As current leaders of student government, the two now do not have the same flexibility to perform this ritual again. In continuing with a campaign platform promise, however, they have now come up with what they believe to be a suitable equivalent: an online platform called “Onward.”
As Chief of Staff Dan Sehlhorst likes to think of it, it is a “more democratic mechanism for gathering ideas”; in Ricketts’ words, “an online ideation space for students to come if they’ve got ideas, if they’ve got questions, and post them to start discussions.”
In a problem-solution model format, Onward is a forum accessible to all current Notre Dame students, and serves as a place where students can identify issues that they see on campus, as well as potential solutions. Other students can then “up-vote” or “down-vote” these same posts, and comment on them in order to start a discussion on the issues themselves or other potential solutions. Ultimately, once posts have become popular enough, they are filtered into an “implementation pipeline,” as these same ideas and solutions and the students that prompted them are connected with the appropriate administrators and services across campus.

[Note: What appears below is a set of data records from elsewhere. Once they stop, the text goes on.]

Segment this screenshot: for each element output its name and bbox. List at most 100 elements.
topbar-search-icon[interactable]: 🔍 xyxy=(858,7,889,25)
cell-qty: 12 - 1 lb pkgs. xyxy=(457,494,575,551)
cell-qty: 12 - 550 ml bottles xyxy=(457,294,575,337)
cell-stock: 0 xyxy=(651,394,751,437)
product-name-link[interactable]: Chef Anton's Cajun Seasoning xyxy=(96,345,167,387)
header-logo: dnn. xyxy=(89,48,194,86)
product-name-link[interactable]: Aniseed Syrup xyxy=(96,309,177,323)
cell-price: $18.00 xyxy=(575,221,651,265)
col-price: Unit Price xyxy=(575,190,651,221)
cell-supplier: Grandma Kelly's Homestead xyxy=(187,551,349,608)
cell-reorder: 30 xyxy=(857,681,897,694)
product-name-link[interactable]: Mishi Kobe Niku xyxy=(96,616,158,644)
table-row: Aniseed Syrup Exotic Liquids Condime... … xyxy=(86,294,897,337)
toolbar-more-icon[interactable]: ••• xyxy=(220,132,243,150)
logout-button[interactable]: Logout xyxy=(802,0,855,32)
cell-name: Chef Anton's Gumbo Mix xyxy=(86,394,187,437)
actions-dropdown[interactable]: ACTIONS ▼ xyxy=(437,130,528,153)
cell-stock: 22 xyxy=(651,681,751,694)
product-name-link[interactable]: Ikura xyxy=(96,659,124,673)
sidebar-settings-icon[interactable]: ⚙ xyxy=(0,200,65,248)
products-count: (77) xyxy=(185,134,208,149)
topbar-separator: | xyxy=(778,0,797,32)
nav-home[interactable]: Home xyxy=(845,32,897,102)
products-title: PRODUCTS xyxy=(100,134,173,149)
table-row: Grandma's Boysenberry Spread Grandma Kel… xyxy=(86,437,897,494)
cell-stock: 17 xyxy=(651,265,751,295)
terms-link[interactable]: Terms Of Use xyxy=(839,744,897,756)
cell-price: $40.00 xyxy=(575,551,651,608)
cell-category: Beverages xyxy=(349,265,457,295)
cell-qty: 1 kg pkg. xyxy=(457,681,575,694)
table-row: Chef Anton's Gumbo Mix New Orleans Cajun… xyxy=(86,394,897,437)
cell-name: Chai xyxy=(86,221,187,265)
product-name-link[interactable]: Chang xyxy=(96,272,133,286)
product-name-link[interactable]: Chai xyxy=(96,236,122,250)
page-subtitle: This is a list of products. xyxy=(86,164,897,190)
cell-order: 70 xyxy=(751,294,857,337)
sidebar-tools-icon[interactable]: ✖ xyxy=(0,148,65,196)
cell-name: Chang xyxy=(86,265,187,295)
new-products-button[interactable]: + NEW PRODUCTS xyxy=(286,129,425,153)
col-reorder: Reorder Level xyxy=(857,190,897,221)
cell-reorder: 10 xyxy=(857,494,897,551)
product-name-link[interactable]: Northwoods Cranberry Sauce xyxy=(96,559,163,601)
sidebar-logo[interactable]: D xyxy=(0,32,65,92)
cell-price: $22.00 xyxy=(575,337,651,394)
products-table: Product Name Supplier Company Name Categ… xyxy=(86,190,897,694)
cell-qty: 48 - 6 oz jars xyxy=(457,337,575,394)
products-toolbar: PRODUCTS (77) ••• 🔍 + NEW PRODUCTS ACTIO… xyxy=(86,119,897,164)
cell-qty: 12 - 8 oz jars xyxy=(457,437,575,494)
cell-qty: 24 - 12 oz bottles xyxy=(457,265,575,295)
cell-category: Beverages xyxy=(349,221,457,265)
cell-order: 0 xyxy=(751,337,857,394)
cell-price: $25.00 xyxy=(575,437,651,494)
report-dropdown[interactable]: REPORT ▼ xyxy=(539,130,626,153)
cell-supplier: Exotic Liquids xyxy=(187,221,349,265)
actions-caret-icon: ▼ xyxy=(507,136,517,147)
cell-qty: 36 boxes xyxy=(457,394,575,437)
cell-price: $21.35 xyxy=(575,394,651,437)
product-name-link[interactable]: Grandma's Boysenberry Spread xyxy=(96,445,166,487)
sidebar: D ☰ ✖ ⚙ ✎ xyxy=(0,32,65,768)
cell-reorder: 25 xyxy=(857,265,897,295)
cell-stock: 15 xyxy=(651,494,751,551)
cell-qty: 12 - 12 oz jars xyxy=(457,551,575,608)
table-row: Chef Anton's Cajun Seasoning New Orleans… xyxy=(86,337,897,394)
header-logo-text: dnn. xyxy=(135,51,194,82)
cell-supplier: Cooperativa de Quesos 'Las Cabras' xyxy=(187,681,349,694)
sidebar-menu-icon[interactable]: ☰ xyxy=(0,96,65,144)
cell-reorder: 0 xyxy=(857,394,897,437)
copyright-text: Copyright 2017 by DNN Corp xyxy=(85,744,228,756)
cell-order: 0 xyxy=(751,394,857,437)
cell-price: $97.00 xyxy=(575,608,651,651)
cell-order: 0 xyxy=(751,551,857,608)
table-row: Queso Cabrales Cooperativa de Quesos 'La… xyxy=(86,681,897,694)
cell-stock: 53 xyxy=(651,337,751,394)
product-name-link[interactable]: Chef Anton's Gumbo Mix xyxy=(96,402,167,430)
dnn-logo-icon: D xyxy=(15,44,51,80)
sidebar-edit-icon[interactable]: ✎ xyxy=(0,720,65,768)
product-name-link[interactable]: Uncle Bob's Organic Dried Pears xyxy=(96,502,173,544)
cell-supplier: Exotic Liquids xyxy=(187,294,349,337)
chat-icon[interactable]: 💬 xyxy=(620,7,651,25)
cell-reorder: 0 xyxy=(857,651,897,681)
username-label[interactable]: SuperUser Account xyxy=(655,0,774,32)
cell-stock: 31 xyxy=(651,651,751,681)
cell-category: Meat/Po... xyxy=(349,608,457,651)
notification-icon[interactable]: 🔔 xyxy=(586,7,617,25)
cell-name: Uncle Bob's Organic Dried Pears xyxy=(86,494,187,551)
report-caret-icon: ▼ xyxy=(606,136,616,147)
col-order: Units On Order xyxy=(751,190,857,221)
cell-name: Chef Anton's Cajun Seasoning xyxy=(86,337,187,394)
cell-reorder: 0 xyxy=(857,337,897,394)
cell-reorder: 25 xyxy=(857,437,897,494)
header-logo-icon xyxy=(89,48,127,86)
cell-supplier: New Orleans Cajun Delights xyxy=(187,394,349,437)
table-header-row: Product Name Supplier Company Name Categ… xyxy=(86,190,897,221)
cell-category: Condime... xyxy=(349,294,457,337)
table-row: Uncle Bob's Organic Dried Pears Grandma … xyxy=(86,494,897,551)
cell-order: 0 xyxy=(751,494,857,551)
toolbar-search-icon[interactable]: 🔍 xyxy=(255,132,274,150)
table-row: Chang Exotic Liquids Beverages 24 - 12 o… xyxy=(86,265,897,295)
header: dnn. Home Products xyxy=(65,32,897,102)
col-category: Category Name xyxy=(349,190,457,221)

This is done through a team of moderators and stewards, respectively. The moderators are members of student government’s Constituent Services team – they keep conversation civil, adhering to a handbook developed over the summer, and help to shepherd certain ideas through this pipeline, after identifying them based on popularity. The stewards, as Sehlhorst says, are faculty and staff from “basically every major area of campus where students are engaged directly.” Whenever a student has an idea for a solution, the idea is that the student will be consulting with whichever person on campus works directly on that issue.
“The whole idea is to have this platform where students can express those ideas in a productive and efficient way,” Ruelas says. The main difference between this effort and various social media systems that have a similar model is that students will not be able to provide these inputs anonymously.
Although Ruelas says there was much discussion on this specific component of the system, they ultimately decided that, once it was clear that anonymity would not be possible given the platform of the system, this accountability was a key aspect of the student development side of things.
“It goes back to the very fundamental idea that we’re a campus community: we’re here to support each other and help each other grow,” Ruelas says.
The leaders of student government have been working to develop this system with the Office of Information Technology before they were even physically in office – all the way back in March.
As the system rolls out and students become more active in participating, its creators are ready to respond to issues as they become apparent, and identify where strengths and opportunities for growth are, according to Ricketts.
Ultimately, the heads of student government would like to combat a certain perception. Sehlhorst calls it the “distance from the dome,” or the idea that administrators don’t care or know about students’ problems. As Ricketts says, this platform gives them a way to “show people this work that has always been happening, but it sort of pulls back the curtain a little bit.”
Through dialogue amongst students and application of these ideas and solutions in administrative policies and actions, they hope this will all come together, as the student body president says, “into a cohesive picture of how we’re moving Notre Dame forward.”